How will Washington's budget-cutting zeal affect your practice next year?
Washington's current obsession with budget-cutting is likely to affect your practice in 2012, according to MGMA government affairs officers speaking Monday at the group's annual convention in Las Vegas.
What remains to be determined is precisely how deeply payments to physicians will be cut.
The debt-ceiling deal that Congress reached in August included a provision for a joint Congressional committee to identify at least $1.2 trillion in cuts by November 23, and for Congress to pass those cuts no later than December 23. Failure by the committee, which is meeting now in relative secrecy, to reach an agreement (or failure by Congress to pass the committee's recommendations) would trigger across-the-board spending reductions, including 2 percent cuts in payments to physicians. Yet it isn't clear whether that outcome would be better or worse for doctors than whatever the committee might agree to.
"There's no way to know until we see what the committee comes out with," said Allison Brown Brennan, senior advocacy advisor with the MGMA's Washington office, as part of a wide-ranging presentation on policy and procedural changes (both underway and under consideration) in Medicare and other federal programs that affect practices.
One thing MGMA is hoping the committee might do is recommend an end to the much-maligned sustainable growth rate formula (SGR) that is supposed to be the basis for Medicare payment rate-setting, but not in the starvation-diet fashion that Medicare's Payment Advisory Commission (MedPAC) recently proposed.
The SGR is designed to control Medicare spending growth to roughly the growth in the U.S. economy, but Medicare spending has exceeded the SGR threshold each year since its enactment in 1997.
When the threshold is exceeded in one year, Medicare payments are supposed to be reduced the next year, a correction that Congress inevitably forestalls, usually replacing the cut with a modest increase. The 2012 cut would have to be 29 percent to bring spending in line with the SGR. Recently, MedPAC recommended repealing the SGR by cutting Medicare payments 5.9 percent in each of the next three years, followed by a seven-year pay freeze.

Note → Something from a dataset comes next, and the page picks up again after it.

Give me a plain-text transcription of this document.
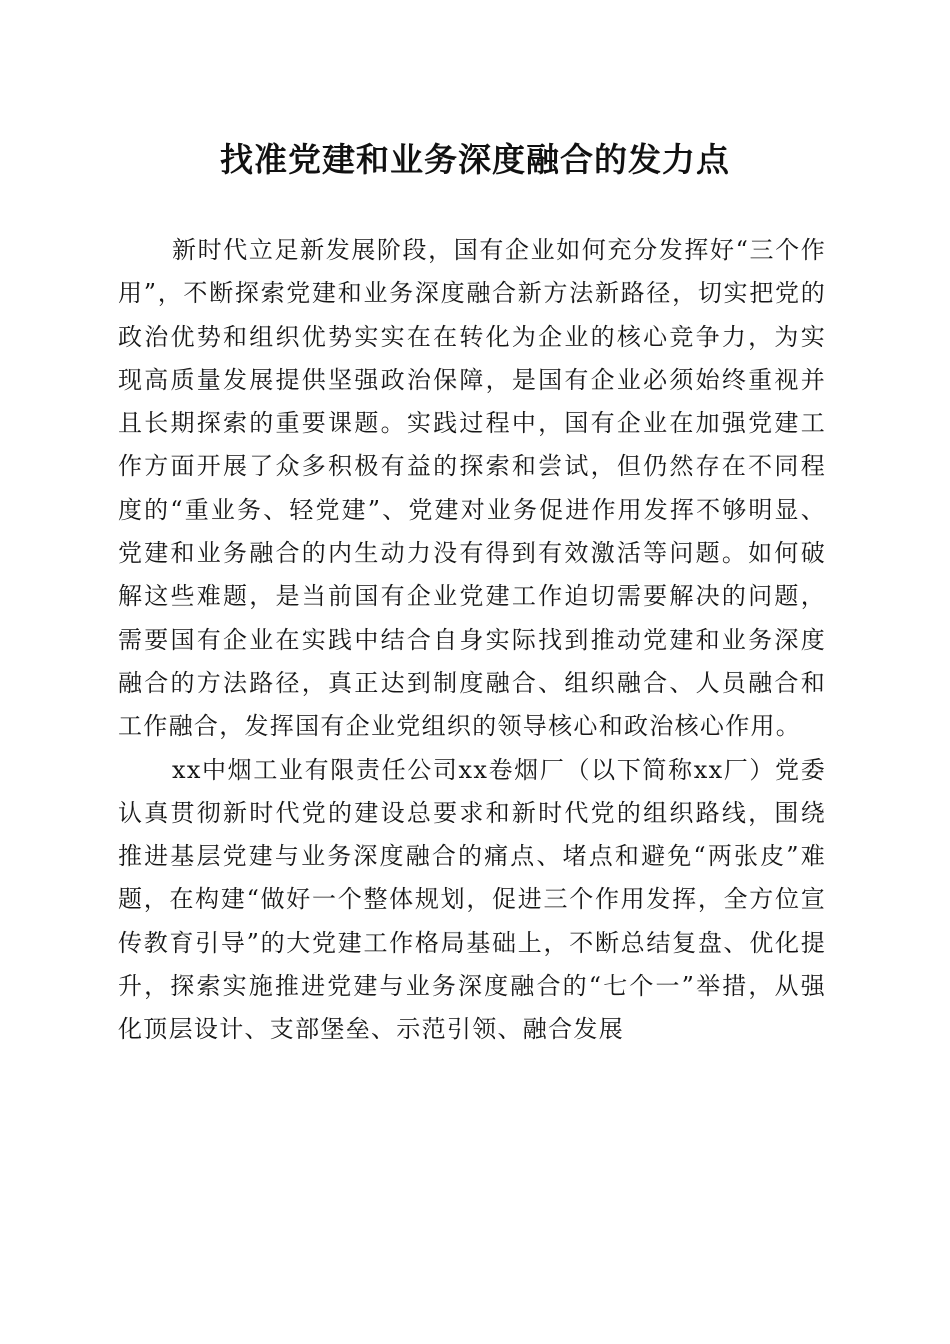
找准党建和业务深度融合的发力点

新时代立足新发展阶段，国有企业如何充分发挥好“三个作用”，不断探索党建和业务深度融合新方法新路径，切实把党的政治优势和组织优势实实在在转化为企业的核心竞争力，为实现高质量发展提供坚强政治保障，是国有企业必须始终重视并且长期探索的重要课题。实践过程中，国有企业在加强党建工作方面开展了众多积极有益的探索和尝试，但仍然存在不同程度的“重业务、轻党建”、党建对业务促进作用发挥不够明显、党建和业务融合的内生动力没有得到有效激活等问题。如何破解这些难题，是当前国有企业党建工作迫切需要解决的问题，需要国有企业在实践中结合自身实际找到推动党建和业务深度融合的方法路径，真正达到制度融合、组织融合、人员融合和工作融合，发挥国有企业党组织的领导核心和政治核心作用。

xx中烟工业有限责任公司xx卷烟厂（以下简称xx厂）党委认真贯彻新时代党的建设总要求和新时代党的组织路线，围绕推进基层党建与业务深度融合的痛点、堵点和避免“两张皮”难题，在构建“做好一个整体规划，促进三个作用发挥，全方位宣传教育引导”的大党建工作格局基础上，不断总结复盘、优化提升，探索实施推进党建与业务深度融合的“七个一”举措，从强化顶层设计、支部堡垒、示范引领、融合发展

And yet that prospect, draconian though it is, is perhaps less worrisome to the MGMA and other physician advocates than one provision of the healthcare reform law that will replace MedPAC with a board whose rate recommendations would take effect automatically unless Congress acts to overturn them.
"We're really concerned about that," Brennan said.
Some other notable health reform-related changes coming in the next few years: By 2014, Medicaid is supposed to reach payment parity with Medicare, and state-based health insurance exchanges are to be operational. More immediately, Medicare is moving ahead with its Shared Savings Program (under final rules released Thursday), which is supposed to provide impetus for the large networks of regional healthcare providers known as accountable care organizations. And it is altering some of the rules surrounding its new Annual Wellness Visit, which began this year, including a new "health-risk assessment tool" that physicians performing the exam will have to administer to each patient. The new tool will add a layer of complexity to the new wellness visits, which many practices are still struggling to understand. The wellness visits are in addition to Medicare's one-time-only "Welcome-to-Medicare" exam, which has existed for about five years.
"They're not proposing any payment adjustments [for the wellness exam] so you will get more work, but will be paid the same," Brennan noted.